Function Calling Integration

import json

# Define the assistant with a function tool
assistant = client.beta.assistants.create(
    name="Weather Assistant",
    model="gpt-4o",
    tools=[{
        "type": "function",
        "function": {
            "name": "get_current_weather",
            "description": "Get the current weather for a location",
            "parameters": {
                "type": "object",
                "properties": {
                    "location": {"type": "string"},
                    "unit": {"type": "string", "enum": ["celsius", "fahrenheit"]}
                },
                "required": ["location"]
            }
        }
    }]
)

# Handle tool calls during a run
run = client.beta.threads.runs.create(
    thread_id=thread.id,
    assistant_id=assistant.id
)

while run.status == "requires_action":
    tool_calls = run.required_action.submit_tool_outputs.tool_calls
    tool_outputs = []
    
    for tc in tool_calls:
        args = json.loads(tc.function.arguments)
        # Call your actual function here
        result = {"temperature": 22, "condition": "sunny"}
        tool_outputs.append({
            "tool_call_id": tc.id,
            "output": json.dumps(result)
        })
    
    run = client.beta.threads.runs.submit_tool_outputs(
        thread_id=thread.id,
        run_id=run.id,
        tool_outputs=tool_outputs
    )
    
    time.sleep(1)
    run = client.beta.threads.runs.retrieve(thread_id=thread.id, run_id=run.id)

Cost Considerations

Assistants API pricing in 2026 includes:

Cost Component	Details
Input/output tokens	Same as Chat Completions API rates
File Search	$0.10 per GB/day for vector storage
Code Interpreter	$0.03 per session
File storage	$0.20 per GB/day

Cost-saving tips:

Use gpt-4o-mini for most tasks — it handles retrieval and function calling well
Delete threads and files when a session ends
Set max_prompt_tokens and max_completion_tokens on runs to cap costs
Use truncation_strategy to control how long threads are summarized

Assistants API vs.
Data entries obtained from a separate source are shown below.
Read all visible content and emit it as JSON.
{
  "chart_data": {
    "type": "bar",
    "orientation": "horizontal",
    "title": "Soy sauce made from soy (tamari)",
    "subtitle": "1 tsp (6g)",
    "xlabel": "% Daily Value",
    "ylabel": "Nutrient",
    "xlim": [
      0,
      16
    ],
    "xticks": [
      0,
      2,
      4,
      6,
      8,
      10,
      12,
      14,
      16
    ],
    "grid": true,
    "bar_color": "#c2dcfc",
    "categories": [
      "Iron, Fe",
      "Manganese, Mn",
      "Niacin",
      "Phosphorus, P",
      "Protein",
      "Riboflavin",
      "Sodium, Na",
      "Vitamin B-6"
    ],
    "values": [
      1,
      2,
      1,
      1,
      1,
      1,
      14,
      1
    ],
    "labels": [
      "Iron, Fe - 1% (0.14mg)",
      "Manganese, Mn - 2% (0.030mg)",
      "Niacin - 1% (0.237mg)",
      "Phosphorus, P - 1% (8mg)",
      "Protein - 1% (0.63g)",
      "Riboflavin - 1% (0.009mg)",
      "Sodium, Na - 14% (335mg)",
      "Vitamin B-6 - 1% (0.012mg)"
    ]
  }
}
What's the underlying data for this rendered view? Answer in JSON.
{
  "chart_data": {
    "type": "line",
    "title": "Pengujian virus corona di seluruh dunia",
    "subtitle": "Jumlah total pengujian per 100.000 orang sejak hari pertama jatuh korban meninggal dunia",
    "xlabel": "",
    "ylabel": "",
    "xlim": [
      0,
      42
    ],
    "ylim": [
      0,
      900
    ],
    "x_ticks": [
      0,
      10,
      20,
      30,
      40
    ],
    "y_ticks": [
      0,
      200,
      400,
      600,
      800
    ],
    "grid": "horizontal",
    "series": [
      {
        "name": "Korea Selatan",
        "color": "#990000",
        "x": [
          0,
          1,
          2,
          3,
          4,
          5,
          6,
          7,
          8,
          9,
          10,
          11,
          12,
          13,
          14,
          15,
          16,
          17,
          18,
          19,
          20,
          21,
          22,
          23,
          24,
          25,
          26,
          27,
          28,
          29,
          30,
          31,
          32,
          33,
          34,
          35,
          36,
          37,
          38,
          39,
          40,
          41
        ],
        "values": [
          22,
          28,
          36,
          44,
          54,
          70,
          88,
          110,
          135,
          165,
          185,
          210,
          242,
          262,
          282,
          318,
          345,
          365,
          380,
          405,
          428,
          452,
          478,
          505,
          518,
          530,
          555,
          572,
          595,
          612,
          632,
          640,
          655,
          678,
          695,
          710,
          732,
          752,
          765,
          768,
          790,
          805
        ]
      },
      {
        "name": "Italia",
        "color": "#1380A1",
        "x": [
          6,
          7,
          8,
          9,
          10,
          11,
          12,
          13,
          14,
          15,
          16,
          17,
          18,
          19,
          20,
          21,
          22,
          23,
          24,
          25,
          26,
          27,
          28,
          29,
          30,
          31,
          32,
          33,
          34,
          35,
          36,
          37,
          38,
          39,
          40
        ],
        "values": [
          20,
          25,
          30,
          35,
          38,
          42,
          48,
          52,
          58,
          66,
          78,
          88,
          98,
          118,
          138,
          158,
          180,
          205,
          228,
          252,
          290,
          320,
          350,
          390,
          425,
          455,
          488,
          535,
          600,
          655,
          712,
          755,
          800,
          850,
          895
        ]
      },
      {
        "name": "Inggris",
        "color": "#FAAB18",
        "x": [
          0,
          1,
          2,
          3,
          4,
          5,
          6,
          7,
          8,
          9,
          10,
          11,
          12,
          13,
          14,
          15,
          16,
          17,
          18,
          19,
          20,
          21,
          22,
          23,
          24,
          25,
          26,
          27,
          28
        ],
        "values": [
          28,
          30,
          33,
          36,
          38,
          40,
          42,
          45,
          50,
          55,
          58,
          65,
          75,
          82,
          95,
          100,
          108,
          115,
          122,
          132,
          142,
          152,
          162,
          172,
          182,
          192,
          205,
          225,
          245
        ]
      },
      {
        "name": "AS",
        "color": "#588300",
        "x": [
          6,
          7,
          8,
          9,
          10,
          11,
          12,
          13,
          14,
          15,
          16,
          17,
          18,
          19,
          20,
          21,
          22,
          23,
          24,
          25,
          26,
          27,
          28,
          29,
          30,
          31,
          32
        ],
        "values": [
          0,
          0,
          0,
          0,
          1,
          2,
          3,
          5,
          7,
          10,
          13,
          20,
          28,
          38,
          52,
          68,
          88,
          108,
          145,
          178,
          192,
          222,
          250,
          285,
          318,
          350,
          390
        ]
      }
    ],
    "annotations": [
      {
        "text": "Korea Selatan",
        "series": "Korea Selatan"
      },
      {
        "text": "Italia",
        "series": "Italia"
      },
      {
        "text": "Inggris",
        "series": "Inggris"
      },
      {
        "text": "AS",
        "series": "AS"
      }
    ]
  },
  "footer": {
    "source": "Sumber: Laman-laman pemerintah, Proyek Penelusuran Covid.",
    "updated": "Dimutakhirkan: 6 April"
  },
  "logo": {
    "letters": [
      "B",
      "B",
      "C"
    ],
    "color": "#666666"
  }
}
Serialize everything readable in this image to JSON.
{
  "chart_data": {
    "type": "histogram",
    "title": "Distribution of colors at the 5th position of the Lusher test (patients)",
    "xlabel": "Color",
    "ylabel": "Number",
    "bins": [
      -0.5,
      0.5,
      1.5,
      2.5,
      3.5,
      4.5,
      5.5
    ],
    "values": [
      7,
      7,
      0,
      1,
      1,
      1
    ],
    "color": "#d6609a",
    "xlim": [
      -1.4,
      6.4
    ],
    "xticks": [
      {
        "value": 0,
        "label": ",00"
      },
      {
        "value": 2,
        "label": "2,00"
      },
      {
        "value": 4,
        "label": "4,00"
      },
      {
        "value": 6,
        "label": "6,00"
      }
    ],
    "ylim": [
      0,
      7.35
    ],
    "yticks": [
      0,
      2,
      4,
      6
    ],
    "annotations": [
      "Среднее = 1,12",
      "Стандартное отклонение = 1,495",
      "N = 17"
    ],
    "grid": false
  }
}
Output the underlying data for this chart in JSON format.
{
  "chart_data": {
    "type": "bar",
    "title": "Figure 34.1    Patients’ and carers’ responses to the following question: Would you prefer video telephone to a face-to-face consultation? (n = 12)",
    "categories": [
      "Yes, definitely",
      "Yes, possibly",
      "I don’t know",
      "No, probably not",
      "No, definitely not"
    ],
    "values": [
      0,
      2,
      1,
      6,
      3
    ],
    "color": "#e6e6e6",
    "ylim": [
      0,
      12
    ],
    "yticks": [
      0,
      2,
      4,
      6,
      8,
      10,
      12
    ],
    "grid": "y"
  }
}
Chat Completions API

Scenario	Use Assistants API	Use Chat Completions
Multi-turn conversations	Yes	Manage history yourself
Document Q&A	Yes (File Search)	Use embeddings + RAG
Code execution sandbox	Yes	No
Simple one-shot queries	Overkill	Yes
Streaming responses	Supported	Yes, simpler
Full control over context	No	Yes
Lower latency	No	Yes

The Assistants API shines for user-facing chatbots where you want persistent history, document grounding, and tool use without building the scaffolding yourself. For batch processing, RAG pipelines you control, or latency-sensitive applications, direct completions remain the better choice.